Most insurers offer three kinds of term policies. What's best for you depends on your situation. Always check a term policy that claims to offer a "maximum premium guarantee." After the initial term expires, rates are rarely guaranteed. The projected rates quoted in sales materials are typical of what the company expects to charge in the future, not what it could charge.

•  Annual Renewable Term. As its name implies, you have to renew this kind of policy every year. That means annual increases in your premiums, but the death benefit stays the same. You only have to pass a physical exam once to qualify.

•  Level Premium Term. You pay more for this, but your premiums stay fixed for five, 10 or 20 years. At the end of the period, you have to take another medical exam to renew your policy.

•  Convertible Term. You have to renew your policy every year. But you get the option of converting it to a longer policy in the future. You may be able to convert it to another term policy, to a whole-life policy or be given your choice. This kind of term insurance typically requires the lowest initial cash outlay. It's a good choice for young people who can't afford to get into longer-term policies now but expect to be able to handle those premiums later.

Types of Whole-Life Insurance

Here you have even more choices. But there are only three good reasons to buy whole life:

1. It stretches out the cost of insuring yourself over your lifetime.
2. It's a kind of forced-savings account.
3. Your premiums usually stay level.

You can surrender any kind of whole-life policy and take its cash value anytime. Or you can leave the policy intact and just borrow against your "cash buildup" at very low rates.

Ordinary Whole Life. Most people are familiar with this kind of plain vanilla policy. Part of your premium goes to fund the death benefits it provides your beneficiaries while the insurance company invests the rest for you.

Interest-Sensitive Whole Life. Your premiums are fixed in the early years. But if your cash value grows faster than the insurance company assumes it will, you can use the excess to reduce your premiums.

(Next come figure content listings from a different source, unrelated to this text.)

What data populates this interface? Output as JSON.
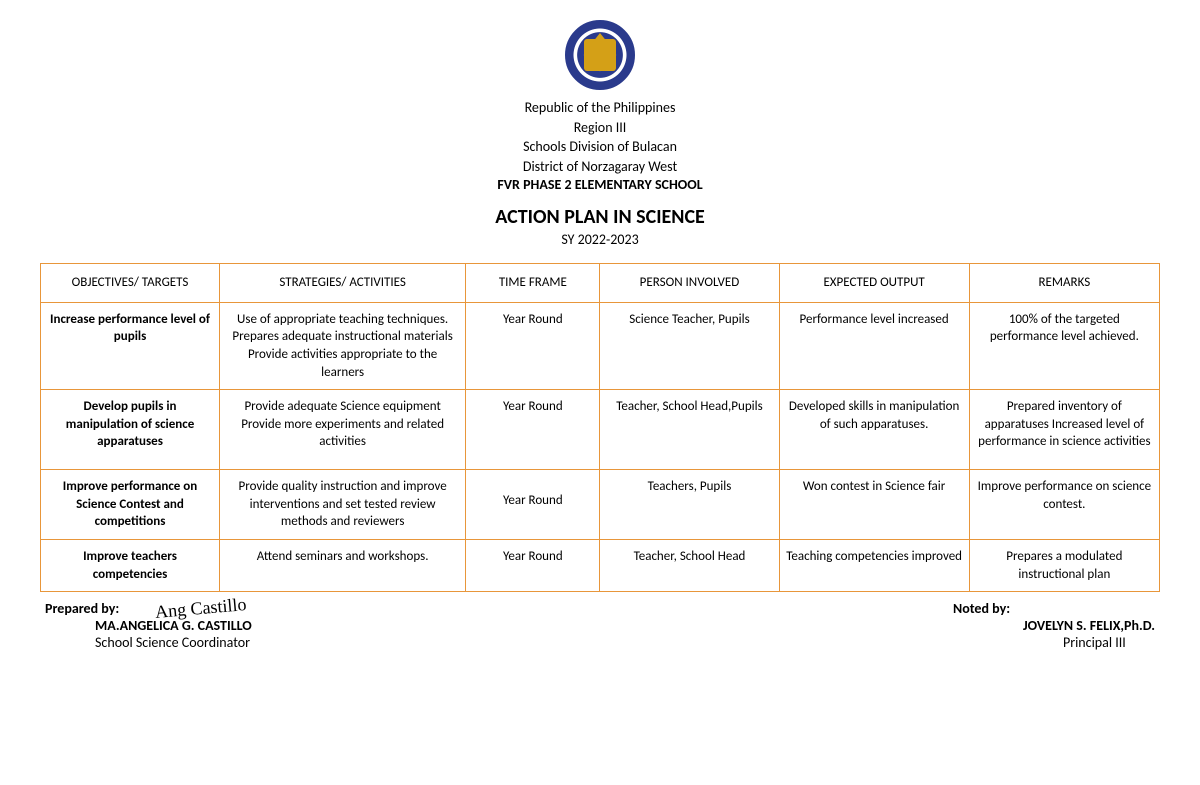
{
  "header": {
    "line1": "Republic of the Philippines",
    "line2": "Region III",
    "line3": "Schools Division of Bulacan",
    "line4": "District of Norzagaray West",
    "school": "FVR PHASE 2 ELEMENTARY SCHOOL",
    "title": "ACTION PLAN IN SCIENCE",
    "subtitle": "SY 2022-2023"
  },
  "table": {
    "columns": [
      "OBJECTIVES/ TARGETS",
      "STRATEGIES/ ACTIVITIES",
      "TIME FRAME",
      "PERSON INVOLVED",
      "EXPECTED OUTPUT",
      "REMARKS"
    ],
    "rows": [
      {
        "objective": "Increase performance level of pupils",
        "strategy": "Use of appropriate teaching techniques. Prepares adequate instructional materials Provide activities appropriate to the learners",
        "time": "Year Round",
        "person": "Science Teacher, Pupils",
        "output": "Performance level increased",
        "remarks": "100% of the targeted performance level achieved."
      },
      {
        "objective": "Develop pupils in manipulation of science apparatuses",
        "strategy": "Provide adequate Science equipment Provide more experiments and related activities",
        "time": "Year Round",
        "person": "Teacher, School Head,Pupils",
        "output": "Developed skills in manipulation of such apparatuses.",
        "remarks": "Prepared inventory of apparatuses Increased level of performance in science activities"
      },
      {
        "objective": "Improve performance on Science Contest and competitions",
        "strategy": "Provide quality instruction and improve interventions and set tested review methods and reviewers",
        "time": "Year Round",
        "person": "Teachers, Pupils",
        "output": "Won contest in Science fair",
        "remarks": "Improve performance on science contest."
      },
      {
        "objective": "Improve teachers competencies",
        "strategy": "Attend seminars and workshops.",
        "time": "Year Round",
        "person": "Teacher, School Head",
        "output": "Teaching competencies improved",
        "remarks": "Prepares a modulated instructional plan"
      }
    ]
  },
  "signatures": {
    "prepared_label": "Prepared by:",
    "prepared_name": "MA.ANGELICA G. CASTILLO",
    "prepared_title": "School Science Coordinator",
    "prepared_script": "Ang Castillo",
    "noted_label": "Noted by:",
    "noted_name": "JOVELYN S. FELIX,Ph.D.",
    "noted_title": "Principal III"
  },
  "styling": {
    "border_color": "#e8963a",
    "seal_color": "#2a3a8c",
    "text_color": "#000000",
    "background": "#ffffff"
  }
}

Universal Life. You get much more flexibility with this kind of insurance than you do with either term or ordinary whole life. You can increase the death benefit if you're willing to pay higher premiums. The drawback is the insurance company still invests your cash value for you and pays you very little interest on it.

Variable Life. You get to control where your cash value is invested, typically in your choice of stocks, bonds or money market funds offered by the insurer. That makes this kind of policy complex because both its death benefit and your cash value will fluctuate with the funds' investment returns. Your premiums are typically fixed.

Second-to-Die Life. These policies insure two lives—usually a husband's and wife's—and pay off only when the last one dies. Consequently, they cost much less than policies that only insure one life. Most companies also give you a "split" option that lets you switch to two single-life policies if you get divorced. But you may have to pass another medical exam.

First-to-Die Life. They insure two or more lives and pay off at the first death. Most such policies are universal life. This kind of insurance can be more economical for a married couple than buying two single-life policies. They typically cost between 20% and 30% less.